La Poste entend réduire ses coûts d’ici à la fin de l’année prochaine. L’entreprise justifie ces mesures par la baisse continue du volume des lettres et des transactions au guichet. Selon elle, la croissance enregistrée dans de nouveaux domaines d’activité ainsi que les hausses tarifaires ne suffisent pas encore à compenser le recul de ses revenus.

Ce plan prévoit notamment de réduire les effectifs dans les fonctions de management et de support. Jusqu’à 110 licenciements pourraient ainsi intervenir dans les «fonctions administratives classiques». Le personnel d’exploitation actif dans la distribution du courrier ainsi que celui des filiales ne sont en revanche pas concernés.

«Malgré un bénéfice de 139 millions de francs au premier semestre 2026, la Poste maintient sa stratégie de démantèlement», dénonce Syndicom. Le syndicat des médias et de la communication souligne que cette annonce s’inscrit dans une série de restructurations engagées ces derniers mois. Selon lui, presque aucun secteur de l’entreprise n’échappe désormais aux suppressions de postes, aux réorganisations ou aux externalisations.

Les fleurs de cannabis ont été le produit le plus vendu durant l’étude.
Les fleurs de cannabis ont été le produit le plus vendu durant l’étude. Keystone / Christian Beutler

Bilan positif pour la vente de cannabis en pharmacie. Les résultats d’une étude menée pendant deux ans à Bienne, Berne et Lucerne montrent que ce modèle favorise des pratiques de consommation moins risquées.

Contrairement aux craintes exprimées au lancement de l’expérience, la vente de cannabis en pharmacie n’a pas entraîné d’augmentation de la fréquence de consommation. Les résultats font même apparaître une légère tendance à la baisse. Les personnes consommatrices bénéficient en outre de conseils sur des modes de consommation potentiellement moins nocifs, comme la vaporisation ou l’ingestion par voie orale.

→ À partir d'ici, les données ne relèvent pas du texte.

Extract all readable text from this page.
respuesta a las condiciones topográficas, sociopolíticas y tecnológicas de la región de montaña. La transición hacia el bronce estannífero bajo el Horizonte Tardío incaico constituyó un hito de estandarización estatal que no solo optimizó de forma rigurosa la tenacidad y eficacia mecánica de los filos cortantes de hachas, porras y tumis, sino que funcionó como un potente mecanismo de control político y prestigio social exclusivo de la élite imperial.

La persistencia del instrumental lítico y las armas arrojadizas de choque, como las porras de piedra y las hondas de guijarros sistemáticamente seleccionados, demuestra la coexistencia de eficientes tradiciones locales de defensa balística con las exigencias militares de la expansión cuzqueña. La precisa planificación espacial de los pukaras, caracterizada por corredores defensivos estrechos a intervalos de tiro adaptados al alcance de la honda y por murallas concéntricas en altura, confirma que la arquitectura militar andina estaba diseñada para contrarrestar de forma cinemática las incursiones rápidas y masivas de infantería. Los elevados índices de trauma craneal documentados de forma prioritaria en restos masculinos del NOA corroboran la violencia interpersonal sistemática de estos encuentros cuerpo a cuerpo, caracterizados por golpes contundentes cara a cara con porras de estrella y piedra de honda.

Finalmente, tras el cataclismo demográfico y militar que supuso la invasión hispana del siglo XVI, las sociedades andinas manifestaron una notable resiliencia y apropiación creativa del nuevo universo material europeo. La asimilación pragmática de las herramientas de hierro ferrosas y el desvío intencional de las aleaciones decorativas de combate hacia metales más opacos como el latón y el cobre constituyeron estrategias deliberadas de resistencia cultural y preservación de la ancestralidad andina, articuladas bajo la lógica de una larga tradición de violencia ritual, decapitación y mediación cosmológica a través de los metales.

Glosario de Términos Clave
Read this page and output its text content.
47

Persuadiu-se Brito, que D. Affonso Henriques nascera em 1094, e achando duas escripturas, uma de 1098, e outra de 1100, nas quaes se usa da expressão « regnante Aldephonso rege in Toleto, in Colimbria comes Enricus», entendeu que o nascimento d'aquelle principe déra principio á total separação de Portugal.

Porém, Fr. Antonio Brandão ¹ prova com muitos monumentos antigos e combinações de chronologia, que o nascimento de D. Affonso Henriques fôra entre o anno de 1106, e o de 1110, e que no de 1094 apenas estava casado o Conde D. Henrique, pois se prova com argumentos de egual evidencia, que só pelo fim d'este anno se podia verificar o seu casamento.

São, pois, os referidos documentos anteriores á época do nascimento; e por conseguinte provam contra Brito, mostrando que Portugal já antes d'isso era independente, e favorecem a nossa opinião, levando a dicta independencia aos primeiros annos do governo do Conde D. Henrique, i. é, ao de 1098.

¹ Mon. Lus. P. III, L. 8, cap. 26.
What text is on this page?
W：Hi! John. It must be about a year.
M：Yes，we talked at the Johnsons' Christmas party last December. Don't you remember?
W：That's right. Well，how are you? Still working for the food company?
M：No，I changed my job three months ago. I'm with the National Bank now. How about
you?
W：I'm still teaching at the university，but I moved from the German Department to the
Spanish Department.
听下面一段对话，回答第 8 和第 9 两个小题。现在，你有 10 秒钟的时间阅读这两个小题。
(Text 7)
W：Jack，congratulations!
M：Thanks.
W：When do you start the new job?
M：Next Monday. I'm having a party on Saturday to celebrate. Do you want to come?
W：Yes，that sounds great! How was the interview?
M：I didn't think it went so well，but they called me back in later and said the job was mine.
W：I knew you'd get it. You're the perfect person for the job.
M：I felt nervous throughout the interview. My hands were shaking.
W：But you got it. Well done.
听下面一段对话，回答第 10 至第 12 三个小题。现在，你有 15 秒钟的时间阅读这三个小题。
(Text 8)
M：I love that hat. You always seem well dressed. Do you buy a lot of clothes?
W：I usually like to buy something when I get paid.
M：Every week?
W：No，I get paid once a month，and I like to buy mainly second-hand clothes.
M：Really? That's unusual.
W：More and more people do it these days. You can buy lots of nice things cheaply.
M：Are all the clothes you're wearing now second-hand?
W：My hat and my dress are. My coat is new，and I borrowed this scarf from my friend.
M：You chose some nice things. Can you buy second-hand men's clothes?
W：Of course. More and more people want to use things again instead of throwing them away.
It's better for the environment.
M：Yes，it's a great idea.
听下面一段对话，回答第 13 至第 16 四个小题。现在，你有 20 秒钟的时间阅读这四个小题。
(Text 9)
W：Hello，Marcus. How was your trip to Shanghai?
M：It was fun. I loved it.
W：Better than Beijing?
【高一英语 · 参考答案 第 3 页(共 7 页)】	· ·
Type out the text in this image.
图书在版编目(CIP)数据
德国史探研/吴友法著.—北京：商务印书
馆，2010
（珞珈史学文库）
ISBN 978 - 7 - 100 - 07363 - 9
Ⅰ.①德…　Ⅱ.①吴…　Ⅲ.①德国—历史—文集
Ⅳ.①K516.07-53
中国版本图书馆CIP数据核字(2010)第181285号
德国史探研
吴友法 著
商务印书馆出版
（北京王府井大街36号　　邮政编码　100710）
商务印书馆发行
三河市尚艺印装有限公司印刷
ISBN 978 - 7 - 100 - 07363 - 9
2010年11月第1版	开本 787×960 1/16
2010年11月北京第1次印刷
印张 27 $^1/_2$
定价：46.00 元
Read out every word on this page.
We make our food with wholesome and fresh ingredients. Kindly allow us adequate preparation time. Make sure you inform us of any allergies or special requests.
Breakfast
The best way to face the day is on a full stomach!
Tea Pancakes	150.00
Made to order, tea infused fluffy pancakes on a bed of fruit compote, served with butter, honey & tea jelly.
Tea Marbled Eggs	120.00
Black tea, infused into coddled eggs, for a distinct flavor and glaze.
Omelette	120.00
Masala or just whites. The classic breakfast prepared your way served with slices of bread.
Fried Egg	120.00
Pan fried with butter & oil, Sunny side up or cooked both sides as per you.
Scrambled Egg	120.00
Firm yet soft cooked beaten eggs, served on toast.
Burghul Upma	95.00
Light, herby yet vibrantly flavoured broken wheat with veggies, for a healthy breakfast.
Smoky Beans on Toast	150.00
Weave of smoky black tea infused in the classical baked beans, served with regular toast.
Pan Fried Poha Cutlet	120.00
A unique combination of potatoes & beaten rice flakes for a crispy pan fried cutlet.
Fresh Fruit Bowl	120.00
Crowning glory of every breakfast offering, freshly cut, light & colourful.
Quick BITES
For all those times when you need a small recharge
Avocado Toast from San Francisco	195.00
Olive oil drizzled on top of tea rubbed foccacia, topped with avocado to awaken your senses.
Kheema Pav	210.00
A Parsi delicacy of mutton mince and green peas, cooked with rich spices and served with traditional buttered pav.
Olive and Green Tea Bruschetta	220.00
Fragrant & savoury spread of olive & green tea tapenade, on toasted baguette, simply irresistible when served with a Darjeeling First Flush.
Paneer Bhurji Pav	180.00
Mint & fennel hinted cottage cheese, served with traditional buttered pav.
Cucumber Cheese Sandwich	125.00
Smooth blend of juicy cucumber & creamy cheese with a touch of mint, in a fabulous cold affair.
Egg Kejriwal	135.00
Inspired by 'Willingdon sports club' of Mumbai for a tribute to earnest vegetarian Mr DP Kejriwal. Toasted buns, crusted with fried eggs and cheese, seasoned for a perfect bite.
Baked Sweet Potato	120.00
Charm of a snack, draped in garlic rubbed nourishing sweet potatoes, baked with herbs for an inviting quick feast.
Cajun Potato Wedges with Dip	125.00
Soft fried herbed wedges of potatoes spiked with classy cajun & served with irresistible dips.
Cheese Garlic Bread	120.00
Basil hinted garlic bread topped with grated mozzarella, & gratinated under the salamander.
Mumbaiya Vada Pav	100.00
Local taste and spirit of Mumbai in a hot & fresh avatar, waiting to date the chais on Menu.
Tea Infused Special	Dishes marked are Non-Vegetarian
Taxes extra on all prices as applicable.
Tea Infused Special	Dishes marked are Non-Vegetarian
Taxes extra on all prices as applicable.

Les fleurs de cannabis représentent 65% des produits vendus dans le cadre de l’étude, devant les liquides pour cigarettes électroniques, qui comptent pour 21% des ventes. Les prix ont été fixés en fonction de ceux pratiqués sur le marché illégal. Ils restent toutefois légèrement plus élevés, car ils incluent une taxe.

Les participantes et participants à l’étude se sont également déclarés satisfaits. La majorité d’entre eux ont salué la qualité des produits, la transparence quant à leur composition ainsi que la sécurité du cadre d’achat.